A previously unseen photograph of the band looking anything but
streetwise is to go on display for the first time, revealing how a
wardrobe error embarrassed Mick Jagger and his band mates in their
early career.
Taken by Philip Townsend, the celebrated Sixties photographer, the
picture shows the band wearing preppy checked jackets with velvet
collars while promoting their debut single Come On in 1963.
The look is a far cry from the skin-tight leather and various states
of undress that the band have usually preferred when caught on camera.
Townsend, who took The Rolling Stones' first ever photo shoot earlier
that year when they were an unknown band in search of a record deal,
is credited with creating their "bad boy" image after Andrew Loog
Oldham, their first manager, asked Townsend to make the young men
look "mean and nasty".
But the photographer, whose defining pictures of the Sixties will be
displayed in a new exhibition, recalled the band's fury at being made
to wear the "naff" outfits by their manager for a promotional day in
Birmingham.
He said: "Andrew had been offered some free clothes from a trendy
shop on the King's Road who wanted to dress the Stones, so he
accepted the offer, thinking he would get some sharp suits for the
boys to wear.
"But when they turned up, it was these awful checked jackets, the
kind all the Irish showbands were wearing at the time.
"The boys were furious and thought the jackets were really naff, the
total opposite of the tough image they were cultivating, but it was
too late to find anything else. They were rather sheepish about wearing them.
"The Stones tried their best to be mean and nasty, but they never
really were. The Beatles were the real bad boys."
The exhibition, Mister Sixties: Philip Townsend's Portraits of a
Decade, which opens at The Lowry gallery in Salford in September,
will also include a previously unseen picture of John Lennon, taken
during The Beatles' first meeting with the spiritual guru Maharishi
Mahesh Yogi at a meditation centre in London in 1967.

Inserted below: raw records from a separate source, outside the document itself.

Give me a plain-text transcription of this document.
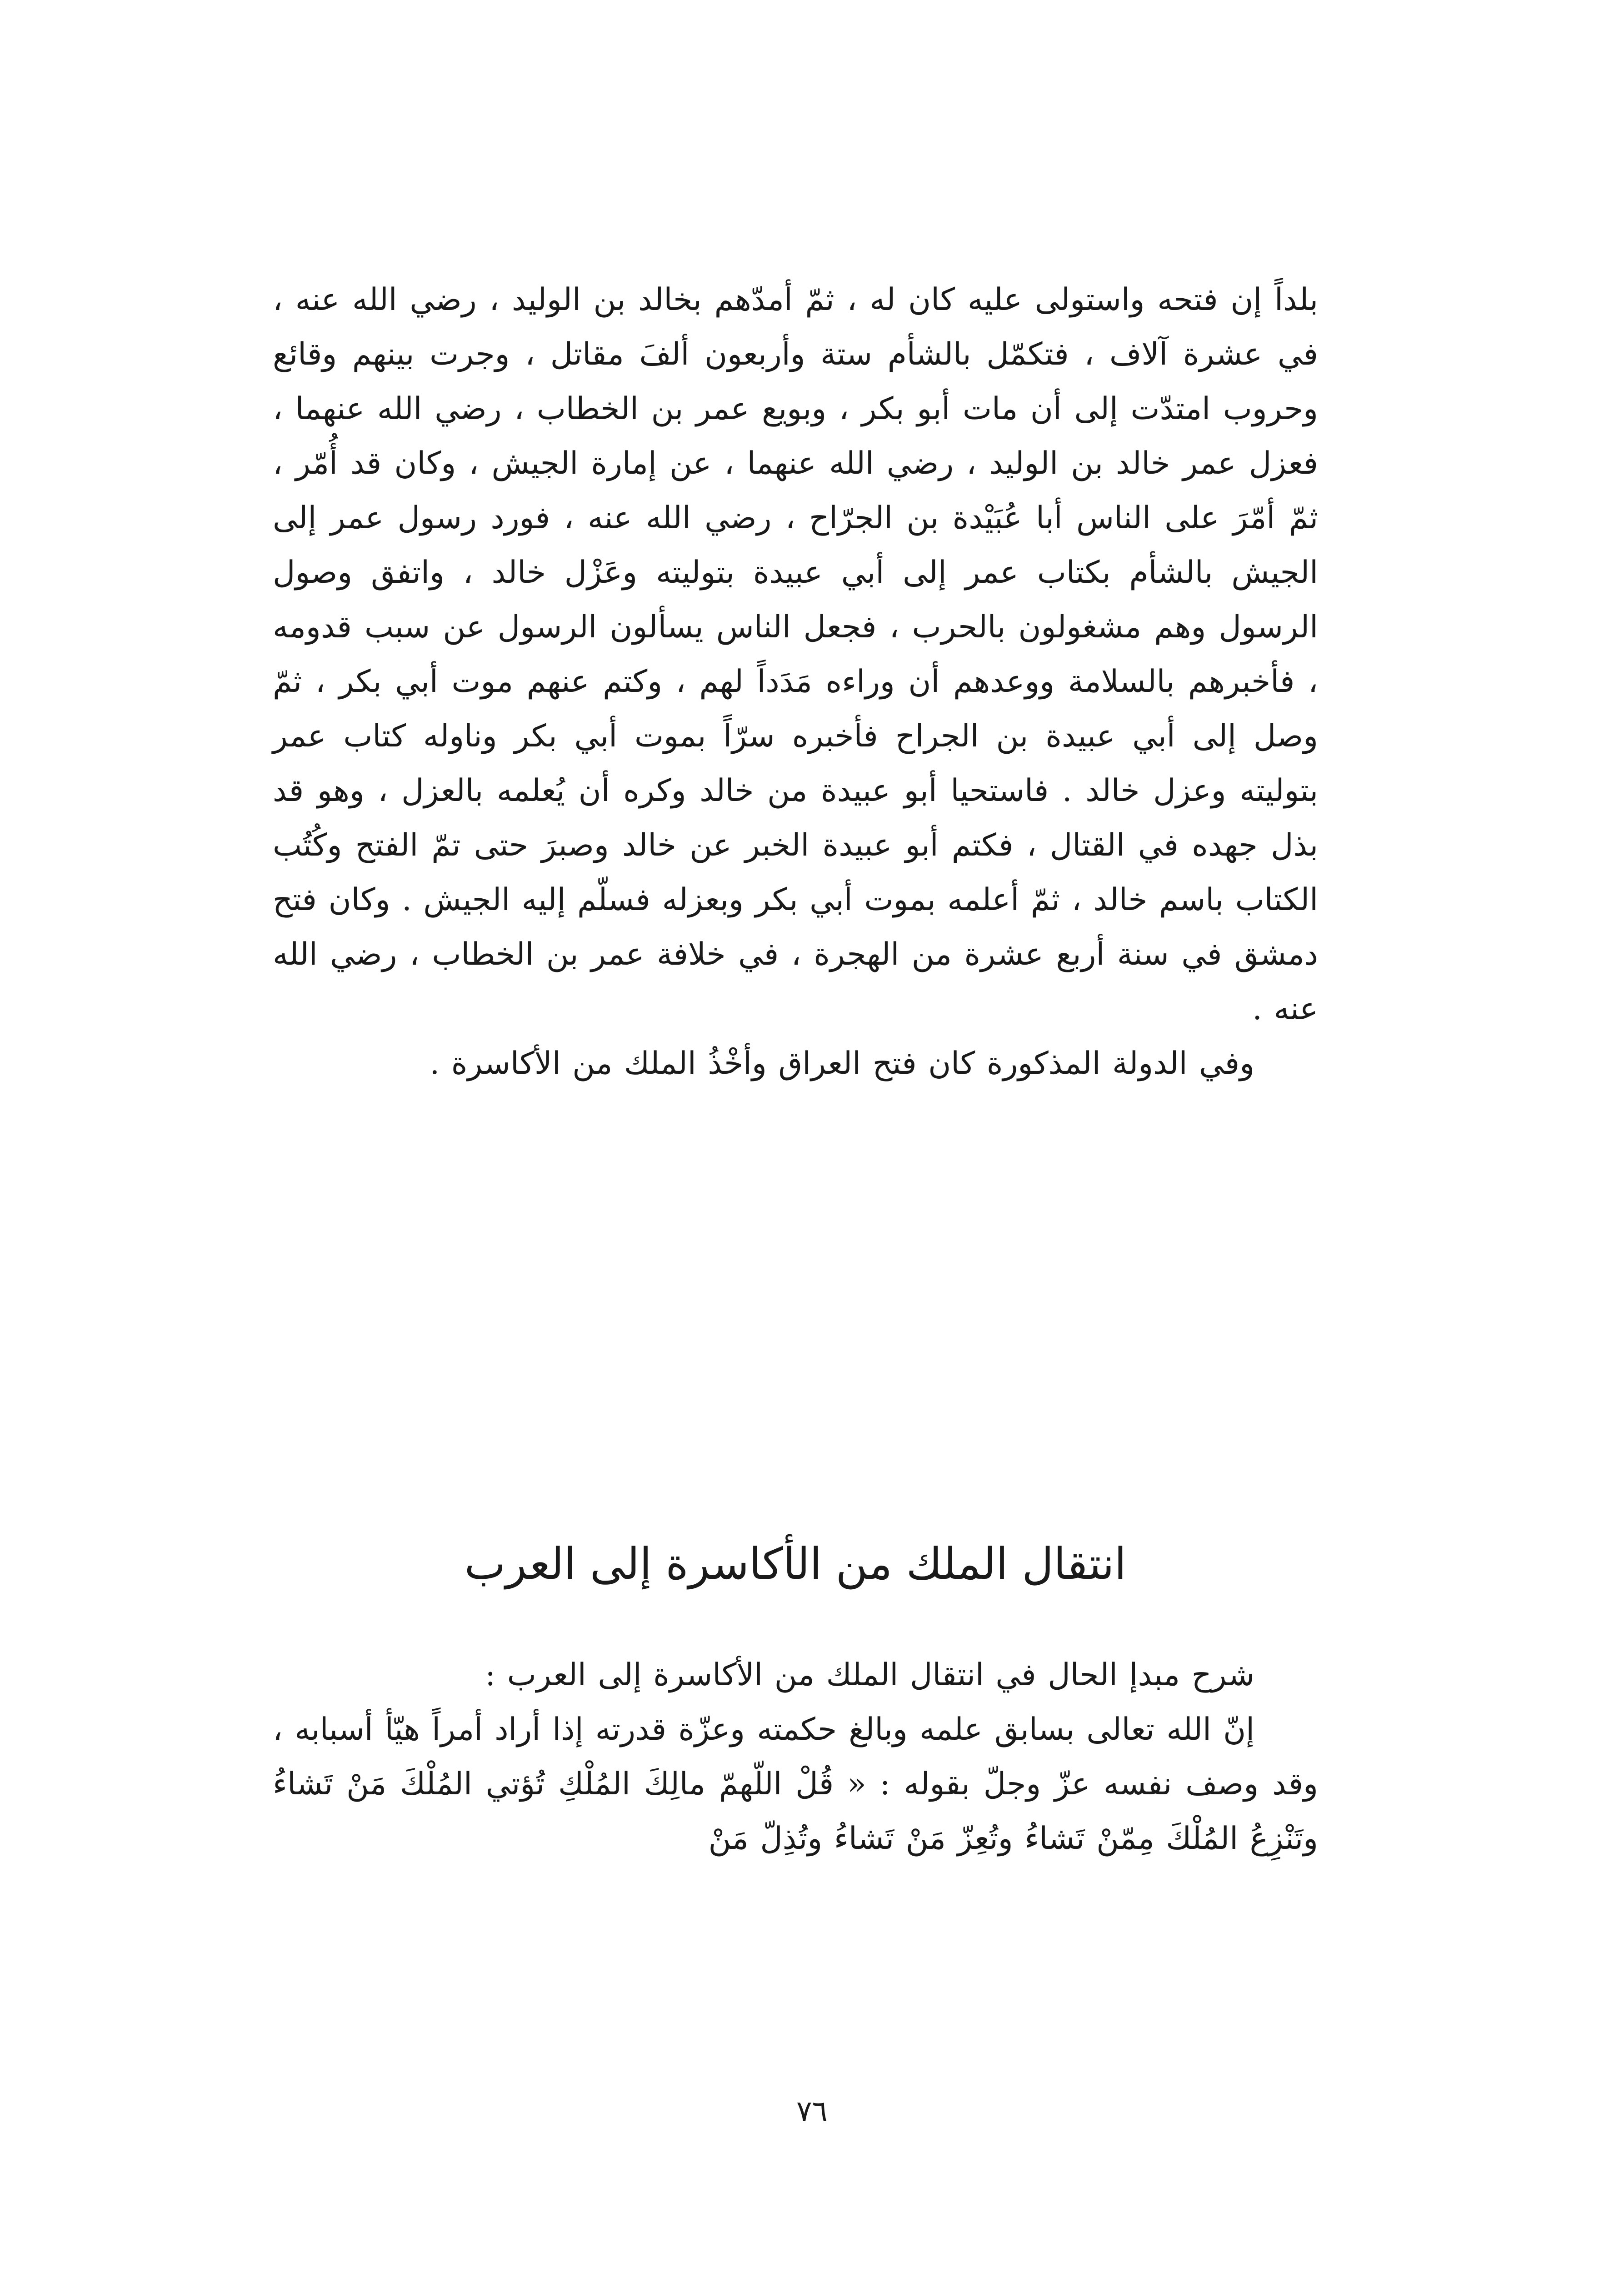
بلداً إن فتحه واستولى عليه كان له ، ثمّ أمدّهم بخالد بن الوليد ، رضي الله عنه ، في عشرة آلاف ، فتكمّل بالشأم ستة وأربعون ألفَ مقاتل ، وجرت بينهم وقائع وحروب امتدّت إلى أن مات أبو بكر ، وبويع عمر بن الخطاب ، رضي الله عنهما ، فعزل عمر خالد بن الوليد ، رضي الله عنهما ، عن إمارة الجيش ، وكان قد أُمّر ، ثمّ أمّرَ على الناس أبا عُبَيْدة بن الجرّاح ، رضي الله عنه ، فورد رسول عمر إلى الجيش بالشأم بكتاب عمر إلى أبي عبيدة بتوليته وعَزْل خالد ، واتفق وصول الرسول وهم مشغولون بالحرب ، فجعل الناس يسألون الرسول عن سبب قدومه ، فأخبرهم بالسلامة ووعدهم أن وراءه مَدَداً لهم ، وكتم عنهم موت أبي بكر ، ثمّ وصل إلى أبي عبيدة بن الجراح فأخبره سرّاً بموت أبي بكر وناوله كتاب عمر بتوليته وعزل خالد . فاستحيا أبو عبيدة من خالد وكره أن يُعلمه بالعزل ، وهو قد بذل جهده في القتال ، فكتم أبو عبيدة الخبر عن خالد وصبرَ حتى تمّ الفتح وكُتُب الكتاب باسم خالد ، ثمّ أعلمه بموت أبي بكر وبعزله فسلّم إليه الجيش . وكان فتح دمشق في سنة أربع عشرة من الهجرة ، في خلافة عمر بن الخطاب ، رضي الله عنه .

وفي الدولة المذكورة كان فتح العراق وأخْذُ الملك من الأكاسرة .

انتقال الملك من الأكاسرة إلى العرب

شرح مبدإ الحال في انتقال الملك من الأكاسرة إلى العرب :

إنّ الله تعالى بسابق علمه وبالغ حكمته وعزّة قدرته إذا أراد أمراً هيّأ أسبابه ، وقد وصف نفسه عزّ وجلّ بقوله : « قُلْ اللّهمّ مالِكَ المُلْكِ تُؤتي المُلْكَ مَنْ تَشاءُ وتَنْزِعُ المُلْكَ مِمّنْ تَشاءُ وتُعِزّ مَنْ تَشاءُ وتُذِلّ مَنْ

٧٦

A playful Lennon is pictured sitting on the floor in front of George
Harrison and Patti Boyd, Harrison's first wife, with Lennon chewing
on a flower.
Townsend said: "George got very into the whole meditation thing, but
John wasn't so sure about it.
"During that meditation period, they never ate anything except fruit,
and I remember John was hungry so he probably just decided to tuck
into a flower."
Other images from the show will include photographs of Twiggy,
Elizabeth Taylor and Richard Burton and Sir Winston Churchill meeting
Aristotle Onassis, the Greek shipping magnate, in Monte Carlo in 1962.
Townsend, 70, gave up photography in 1970, following a decade of
working for publications including the New York Times and Tatler magazine.
He said: "It was an incredibly free decade, where the people you
wanted weren't being protected by pompous publicists. If you said
"Can I take your photograph?" they generally said "Yes", not like now."
Kate Farrell, the curator of special exhibitions at The Lowry, said:
"Philip's iconic shots from the swinging Sixties capture the essence
of a revolution in creativity that continues to influence today's
music and fashion trends, which have a resonance from that extraordinary era."